VERMELHO X AZUL


Dos costumes santa-cruzenses, talvez nenhum seja mais marcante do que a dos extremos políticos. Esses extremos eram fortíssimos nos anos 1960 e os seus lastros ou rastros talvez permaneçam até hoje na cabeça das novas gerações, oriundas dos grupos e das famílias antagônicos.

A lógica do antagonismo praticamente dividia a cidade em duas, bipolarmente. Igreja dos vermelhos; igreja dos azuis. Locais de compra dos azuis; locais de compra dos vermelhos. Clube dos vermelhos (Clube dos Vinte); Clube dos Azuis (Icaiçara Clube). Bar dos vermelhos; bar dos azuis. Barbeiro dos azuis; barbeiro dos vermelhos. Casamentos permitidos entre as famílias dos vermelhos; casamentos permitidos pelas famílias dos azuis. E assim por diante. Essa lógica estava vinculada aos partidos políticos da época, cujos nomes me escapam neste momento. 

Essa lógica era bem mais nítida em épocas de eleições, quando as famílias visivelmente assumiam as suas cores e lançavam os seus candidatos. As fotos da época apontam quem era quem, quem apoiava quem, quem era antagônico a quem, etc. Não chegava a ocorrer o chamado "ódio étnico", mas algumas situações de briga, altercação e/ou fuxico maldoso em muito se aproximavam desse tipo de ódio. 

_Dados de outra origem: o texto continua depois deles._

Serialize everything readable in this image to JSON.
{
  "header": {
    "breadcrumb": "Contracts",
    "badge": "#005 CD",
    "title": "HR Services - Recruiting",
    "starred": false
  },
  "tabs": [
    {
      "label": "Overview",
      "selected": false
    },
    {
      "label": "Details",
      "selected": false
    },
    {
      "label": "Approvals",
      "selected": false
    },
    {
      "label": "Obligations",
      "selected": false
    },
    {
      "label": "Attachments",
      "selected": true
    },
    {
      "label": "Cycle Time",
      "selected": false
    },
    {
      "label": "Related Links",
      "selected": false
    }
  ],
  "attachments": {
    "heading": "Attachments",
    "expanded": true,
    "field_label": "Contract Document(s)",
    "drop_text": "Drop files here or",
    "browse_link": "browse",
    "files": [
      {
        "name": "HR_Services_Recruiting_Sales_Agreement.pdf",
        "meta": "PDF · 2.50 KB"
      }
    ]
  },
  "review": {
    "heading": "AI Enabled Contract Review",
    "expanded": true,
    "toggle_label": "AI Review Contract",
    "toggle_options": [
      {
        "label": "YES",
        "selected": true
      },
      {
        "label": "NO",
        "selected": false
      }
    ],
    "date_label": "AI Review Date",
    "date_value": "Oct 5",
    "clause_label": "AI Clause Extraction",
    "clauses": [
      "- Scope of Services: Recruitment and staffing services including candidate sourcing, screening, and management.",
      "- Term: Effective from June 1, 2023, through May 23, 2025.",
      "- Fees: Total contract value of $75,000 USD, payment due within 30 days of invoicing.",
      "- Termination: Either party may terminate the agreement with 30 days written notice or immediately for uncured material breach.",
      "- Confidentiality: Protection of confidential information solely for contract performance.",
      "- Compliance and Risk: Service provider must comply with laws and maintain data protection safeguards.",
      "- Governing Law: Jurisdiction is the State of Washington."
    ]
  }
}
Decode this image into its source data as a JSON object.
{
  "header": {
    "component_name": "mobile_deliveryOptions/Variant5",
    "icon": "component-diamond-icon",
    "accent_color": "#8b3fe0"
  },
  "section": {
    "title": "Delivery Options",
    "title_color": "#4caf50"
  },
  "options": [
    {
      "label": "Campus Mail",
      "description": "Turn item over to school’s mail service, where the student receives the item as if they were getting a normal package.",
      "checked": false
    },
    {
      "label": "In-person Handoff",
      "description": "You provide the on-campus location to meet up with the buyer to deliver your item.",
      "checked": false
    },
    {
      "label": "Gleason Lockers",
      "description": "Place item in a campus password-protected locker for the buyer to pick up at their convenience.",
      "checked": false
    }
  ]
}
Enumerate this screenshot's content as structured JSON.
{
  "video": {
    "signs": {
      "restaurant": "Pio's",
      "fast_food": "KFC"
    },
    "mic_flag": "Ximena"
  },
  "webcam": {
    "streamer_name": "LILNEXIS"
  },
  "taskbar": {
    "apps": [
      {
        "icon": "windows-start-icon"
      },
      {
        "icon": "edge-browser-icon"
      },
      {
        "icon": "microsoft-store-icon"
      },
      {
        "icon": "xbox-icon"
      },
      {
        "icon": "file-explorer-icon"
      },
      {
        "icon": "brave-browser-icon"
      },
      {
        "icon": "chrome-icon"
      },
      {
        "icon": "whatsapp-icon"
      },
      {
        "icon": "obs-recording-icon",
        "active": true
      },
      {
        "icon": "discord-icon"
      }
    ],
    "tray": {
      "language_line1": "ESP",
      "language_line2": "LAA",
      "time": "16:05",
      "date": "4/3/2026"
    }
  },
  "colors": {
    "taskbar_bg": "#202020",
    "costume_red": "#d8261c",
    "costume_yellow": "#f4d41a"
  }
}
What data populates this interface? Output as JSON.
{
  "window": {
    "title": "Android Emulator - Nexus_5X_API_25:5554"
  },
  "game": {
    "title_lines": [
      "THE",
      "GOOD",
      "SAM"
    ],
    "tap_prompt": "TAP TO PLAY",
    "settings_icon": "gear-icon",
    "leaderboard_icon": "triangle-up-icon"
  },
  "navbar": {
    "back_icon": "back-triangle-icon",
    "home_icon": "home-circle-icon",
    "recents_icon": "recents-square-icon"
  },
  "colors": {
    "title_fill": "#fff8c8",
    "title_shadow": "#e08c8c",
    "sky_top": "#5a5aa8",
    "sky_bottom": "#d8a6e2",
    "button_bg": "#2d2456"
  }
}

Tal costume podia ser tomado como uma tradição de Santa Cruz do Rio Pardo. E passava de pai para filho, tal como a escolha do time de futebol, reconfigurando mais fortemente e continuamente a lógica da separação. Dessa forma, pertencer a determinada família, frequentar determinados locais, dançar num clube social específico já eram sinais da cor do sujeito: ou vermelho ou azul. Como o Emi Eni Sete era contratado pelo Clube dos Vinte, todos os seus integrantes eram, por força dessa tradição, taxados de vermelhos...

Não posso afirmar se essa divisão estanque foi, era ou ainda é boa para o desenvolvimento do município. Numa avaliação mais geral, fundada na história local, julgo que a cidade seria outra, bem mais desenvolvida, caso não fosse essa herança quase "sanguínea" - acho que ela permanece até hoje, com a destruição dos avanços dos governos anteriores (de uma cor) e o eterno recomeçar dos projetos e programas (de outra cor).